One of the top concerns among first-time Rvers has to do with “boondocking,” which is also known as camping at sites that do not have access to hook-ups, like water and electricity. When you’re boondocking you rely on the water you have in your tanks and the power generator in the RV.

RV Misc PhotoWhile many campsites in National Parks do offer access to power and water, there are some in more remote locations inside the parks that do not. Fortunately, it’s not as tough as you think. In fact, it’s not even tough at all, but here are some tips you may want to hold onto if you find yourself in a boondocking situation.

Costs and Locations

One of the benefits of boondock camping is that, unlike typical campgrounds and RV parks, no hook-up campsites have no or minimal nightly fees. As above, you can generally find them in National Parks. And really, what more do you need than a beautiful location where you can park your RV for no or low cost?

There are other places where you may be able to park your RV for free. A Google search can help you find the closest location to where you want to go, but another way is to simply ask around. Other people with RVs may hold the answer.

Conserving Water

One of the downfalls of staying at a no hook-up campsite is that water supplies are limited to what you have in your tank. You’ll want to bring as much water as you can to the campsite and use your supplies sparingly. Here are some of the things you can do to make the most of your water supplies:

Do reuse dishwashing water to flush the toilet.

Don’t use silverware. Opt for plastic and paper whenever possible to reduce the amount of dishes that need to be washed.

Do see what campground facilities are available to you, such as bathrooms and shower facilities.

Don’t use soap to wash your hands if it’s not necessary. Use sanitizer or baby wipes whenever possible.

Getting Rid of Waste

When you stay at a no hook-up campground, you won’t have any access to sewage removal. This means you’ll have to take care of your RV’s waste on your own. Here are some of the things you can do to take care of your waste more easily:

Do find out where the nearest dump station is. They are generally in a convenient location to no hook-up campsites.

Don’t bury human waste too close to the ground. Some campers choose to bury their waste. If you decide to do this, make sure you are burying it at least 6” beneath the ground.
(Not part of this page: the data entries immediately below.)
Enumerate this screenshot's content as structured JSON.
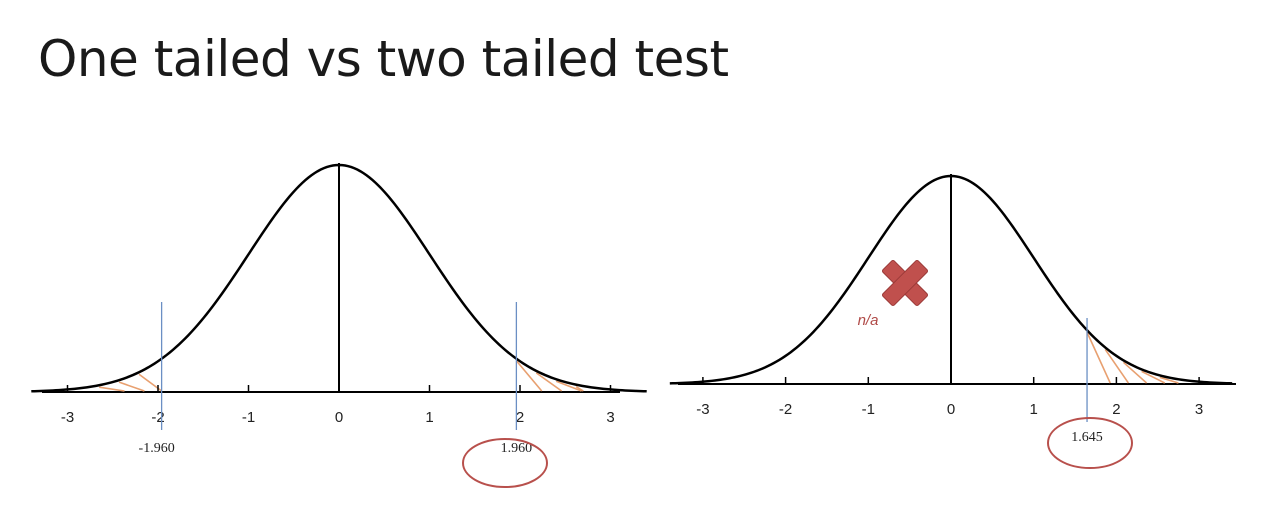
{
  "title": "One tailed vs two tailed test",
  "colors": {
    "curve": "#000000",
    "critical_line": "#6b8fc4",
    "hatch": "#e8a070",
    "circle": "#b8504c",
    "cross": "#c0504d"
  },
  "chart_data": [
    {
      "type": "line",
      "distribution": "standard normal",
      "title": "",
      "xlabel": "",
      "ylabel": "",
      "xlim": [
        -3.4,
        3.4
      ],
      "x_ticks": [
        -3,
        -2,
        -1,
        0,
        1,
        2,
        3
      ],
      "x_tick_labels": [
        "-3",
        "-2",
        "-1",
        "0",
        "1",
        "2",
        "3"
      ],
      "critical_values": [
        -1.96,
        1.96
      ],
      "critical_labels": [
        "-1.960",
        "1.960"
      ],
      "circled_label": "1.960",
      "shaded_tails": "both"
    },
    {
      "type": "line",
      "distribution": "standard normal",
      "title": "",
      "xlabel": "",
      "ylabel": "",
      "xlim": [
        -3.4,
        3.4
      ],
      "x_ticks": [
        -3,
        -2,
        -1,
        0,
        1,
        2,
        3
      ],
      "x_tick_labels": [
        "-3",
        "-2",
        "-1",
        "0",
        "1",
        "2",
        "3"
      ],
      "critical_values": [
        1.645
      ],
      "critical_labels": [
        "1.645"
      ],
      "circled_label": "1.645",
      "shaded_tails": "right",
      "annotation": "n/a",
      "annotation_icon": "cross-icon"
    }
  ]
}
Preserving Generator Power

Since generators are most often powered by gasoline, you will still have power when you go boondocking. However, many no hook-up sites have restrictions on when you can use generators. Here are some things to keep in mind when it comes to using your generator power:

Do make the most of your battery charges. Use your electronics until they need to be charged in full to avoid using power.
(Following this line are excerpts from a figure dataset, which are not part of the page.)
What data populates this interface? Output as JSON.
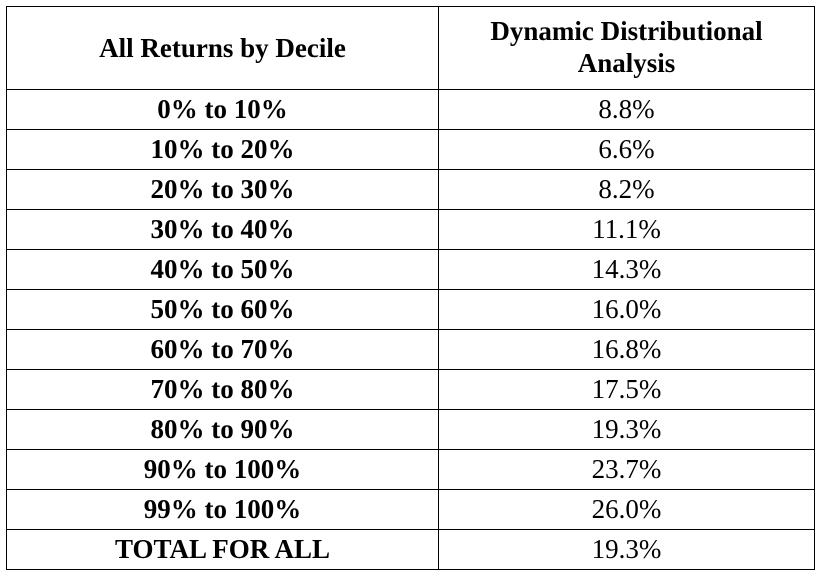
{
  "table": {
    "header": {
      "col1": "All Returns by Decile",
      "col2_line1": "Dynamic Distributional",
      "col2_line2": "Analysis"
    },
    "rows": [
      {
        "decile": "0% to 10%",
        "value": "8.8%"
      },
      {
        "decile": "10% to 20%",
        "value": "6.6%"
      },
      {
        "decile": "20% to 30%",
        "value": "8.2%"
      },
      {
        "decile": "30% to 40%",
        "value": "11.1%"
      },
      {
        "decile": "40% to 50%",
        "value": "14.3%"
      },
      {
        "decile": "50% to 60%",
        "value": "16.0%"
      },
      {
        "decile": "60% to 70%",
        "value": "16.8%"
      },
      {
        "decile": "70% to 80%",
        "value": "17.5%"
      },
      {
        "decile": "80% to 90%",
        "value": "19.3%"
      },
      {
        "decile": "90% to 100%",
        "value": "23.7%"
      },
      {
        "decile": "99% to 100%",
        "value": "26.0%"
      },
      {
        "decile": "TOTAL FOR ALL",
        "value": "19.3%"
      }
    ]
  }
}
Don’t expect to have access to Wi-Fi at no hook-up campsites. Stay off the Internet if you want to avoid large data fees.

Don’t cook inside the RV. Bring a portable gas grill or find one you can use at the campground so you can cook your meals without using generator power.

Do use your water pump sparingly as it runs off generator power.

These are just a few situations you may face when you go boondocking. While staying at no hook-up campgrounds can be a lot of fun, it may feel like you’re roughing it, at least at first. With the right preparations, however, boondocking can be a great way to travel and see new place, especially our National Parks.